A combination of blue mass and a mixture called the common black draught was a standard cure for constipation in early 19th century England and elsewhere. It was particularly valued on ships of the Royal Navy, where sailors and officers were constrained to eat rock-hard salted beef and pork, old stale biscuits (hardtack), and very little fruit, fiber, or other fresh food once they were at sea for an extended period.

It was a magistral preparation, compounded by pharmacists themselves based on their own recipes or on one of several widespread recipes. It was sold in the form of pills or syrups. The name probably derives from the use of blue dye in some formulations.

The ingredients of blue mass varied, as each pharmacist prepared it himself, but they all included mercury in either metallic or chloride form. One recipe of the period for blue mass syrup included:

- 33% mercury metal (measured by weight)
- 5% licorice extract
- 25% Althaea extract (unspecified if from hollyhock or marshmallow)
- 3% glycerol
- 34% rose honey

Pill formulations were produced by substituting milk sugar and rose oil for the glycerol and rose honey. Pills contained one grain (64.8 milligrams) of metallic mercury.

==Toxicity==
Mercury is now known to be toxic, and medicinal use of mercury can lead to mercury poisoning, a form of heavy-metal poisoning. While mercury is still used in compound form in some types of medicines and for other purposes, blue mass contained excessive amounts of the metal: a typical daily dose of two or three blue mass pills represented ingestion of more than one hundred times the daily limits set by the Environmental Protection Agency in the United States today.

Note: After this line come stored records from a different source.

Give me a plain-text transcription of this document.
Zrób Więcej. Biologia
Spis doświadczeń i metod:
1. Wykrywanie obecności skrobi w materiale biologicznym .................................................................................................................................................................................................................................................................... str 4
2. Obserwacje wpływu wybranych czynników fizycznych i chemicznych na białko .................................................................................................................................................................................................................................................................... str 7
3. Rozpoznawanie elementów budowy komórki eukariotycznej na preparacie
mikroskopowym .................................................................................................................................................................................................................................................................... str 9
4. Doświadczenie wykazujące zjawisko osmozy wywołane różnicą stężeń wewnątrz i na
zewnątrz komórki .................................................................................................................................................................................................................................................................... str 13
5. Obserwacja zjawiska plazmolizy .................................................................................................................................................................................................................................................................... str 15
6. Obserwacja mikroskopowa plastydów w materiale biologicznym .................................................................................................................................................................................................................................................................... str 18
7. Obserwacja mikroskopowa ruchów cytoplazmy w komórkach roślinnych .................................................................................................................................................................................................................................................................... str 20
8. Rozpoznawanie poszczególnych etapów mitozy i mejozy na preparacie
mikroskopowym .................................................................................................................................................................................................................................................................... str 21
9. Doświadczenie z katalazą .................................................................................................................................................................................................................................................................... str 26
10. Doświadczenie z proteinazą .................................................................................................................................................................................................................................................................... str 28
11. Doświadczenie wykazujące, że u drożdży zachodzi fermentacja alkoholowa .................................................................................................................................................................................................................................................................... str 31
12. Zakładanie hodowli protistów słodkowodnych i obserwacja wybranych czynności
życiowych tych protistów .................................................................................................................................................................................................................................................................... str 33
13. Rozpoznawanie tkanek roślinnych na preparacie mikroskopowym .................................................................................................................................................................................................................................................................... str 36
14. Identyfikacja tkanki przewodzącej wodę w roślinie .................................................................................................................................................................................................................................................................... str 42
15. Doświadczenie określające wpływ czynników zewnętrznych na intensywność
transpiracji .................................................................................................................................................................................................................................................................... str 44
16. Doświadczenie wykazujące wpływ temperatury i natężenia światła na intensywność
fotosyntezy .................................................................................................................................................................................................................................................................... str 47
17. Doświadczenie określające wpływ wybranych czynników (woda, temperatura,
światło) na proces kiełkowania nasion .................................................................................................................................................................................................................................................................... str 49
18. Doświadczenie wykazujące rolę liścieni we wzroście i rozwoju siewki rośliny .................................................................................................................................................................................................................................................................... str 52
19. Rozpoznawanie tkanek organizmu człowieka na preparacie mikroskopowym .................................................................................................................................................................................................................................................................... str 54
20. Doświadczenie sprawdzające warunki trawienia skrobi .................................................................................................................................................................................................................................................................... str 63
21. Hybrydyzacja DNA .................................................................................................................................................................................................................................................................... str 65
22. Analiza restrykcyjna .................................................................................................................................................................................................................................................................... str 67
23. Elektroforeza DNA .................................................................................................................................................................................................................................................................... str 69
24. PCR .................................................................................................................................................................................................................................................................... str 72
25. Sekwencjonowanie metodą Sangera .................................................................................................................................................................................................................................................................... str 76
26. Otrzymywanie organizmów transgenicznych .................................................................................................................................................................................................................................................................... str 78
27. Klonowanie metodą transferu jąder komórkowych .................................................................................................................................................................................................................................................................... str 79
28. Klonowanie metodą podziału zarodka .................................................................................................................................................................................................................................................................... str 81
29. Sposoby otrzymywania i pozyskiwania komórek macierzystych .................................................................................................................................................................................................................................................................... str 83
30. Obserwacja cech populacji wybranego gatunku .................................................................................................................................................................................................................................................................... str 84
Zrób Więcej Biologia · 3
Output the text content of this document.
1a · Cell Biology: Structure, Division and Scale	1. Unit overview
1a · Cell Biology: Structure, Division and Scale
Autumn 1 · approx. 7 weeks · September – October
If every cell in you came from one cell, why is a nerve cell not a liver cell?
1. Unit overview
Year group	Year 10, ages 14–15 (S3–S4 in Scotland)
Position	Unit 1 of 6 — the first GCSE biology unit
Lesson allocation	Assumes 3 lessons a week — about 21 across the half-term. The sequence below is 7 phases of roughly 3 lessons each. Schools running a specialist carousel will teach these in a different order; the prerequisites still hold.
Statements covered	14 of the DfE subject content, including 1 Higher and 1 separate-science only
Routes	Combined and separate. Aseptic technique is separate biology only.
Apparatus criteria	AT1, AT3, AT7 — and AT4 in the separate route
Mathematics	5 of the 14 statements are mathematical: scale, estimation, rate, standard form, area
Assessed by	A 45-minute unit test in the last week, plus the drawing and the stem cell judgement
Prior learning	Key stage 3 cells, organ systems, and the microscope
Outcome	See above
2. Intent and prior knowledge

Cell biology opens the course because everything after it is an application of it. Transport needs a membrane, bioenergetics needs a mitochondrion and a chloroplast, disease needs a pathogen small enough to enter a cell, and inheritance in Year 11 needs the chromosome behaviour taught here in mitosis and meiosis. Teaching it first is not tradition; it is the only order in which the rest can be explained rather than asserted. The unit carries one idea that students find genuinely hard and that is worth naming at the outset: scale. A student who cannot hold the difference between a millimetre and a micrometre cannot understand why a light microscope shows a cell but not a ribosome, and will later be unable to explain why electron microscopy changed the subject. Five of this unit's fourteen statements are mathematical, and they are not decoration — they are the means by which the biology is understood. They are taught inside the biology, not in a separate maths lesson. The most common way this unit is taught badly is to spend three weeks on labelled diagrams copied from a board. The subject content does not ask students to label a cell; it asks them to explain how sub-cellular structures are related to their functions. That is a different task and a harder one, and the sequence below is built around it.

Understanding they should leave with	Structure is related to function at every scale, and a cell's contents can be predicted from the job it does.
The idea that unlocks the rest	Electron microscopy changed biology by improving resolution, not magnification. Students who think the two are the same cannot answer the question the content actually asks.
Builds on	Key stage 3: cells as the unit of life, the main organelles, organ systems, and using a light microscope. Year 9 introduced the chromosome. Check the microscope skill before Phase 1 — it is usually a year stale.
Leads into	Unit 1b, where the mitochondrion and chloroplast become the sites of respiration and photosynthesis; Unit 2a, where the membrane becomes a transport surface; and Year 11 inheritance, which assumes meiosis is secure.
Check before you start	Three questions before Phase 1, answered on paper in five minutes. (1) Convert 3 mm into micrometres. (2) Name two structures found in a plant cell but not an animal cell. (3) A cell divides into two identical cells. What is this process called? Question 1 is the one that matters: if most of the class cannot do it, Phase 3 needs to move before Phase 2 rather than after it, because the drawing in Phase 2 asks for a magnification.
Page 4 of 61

==Use by Abraham Lincoln==

For several years before his election to the presidency, Abraham Lincoln is known to have taken blue-mass pills for treatment of chronic melancholia. It has been reported that during this time, Lincoln was known to have experienced neurological symptoms, including insomnia, tremor and rage attacks, which suggests he was suffering from mercury poisoning. However, a few months after his inauguration, Lincoln reportedly stopped taking the medication because he perceived the pills made him "cross".

In 2001, a study led by renowned public-health investigator Norbert Hirschhorn recreated a typical formulation, concluding that the quantity of blue mass that Lincoln likely took would have delivered "a daily dose of mercury exceeding the current Environmental Protection Agency safety standard by nearly 9000 times," which may have adversely affected his health.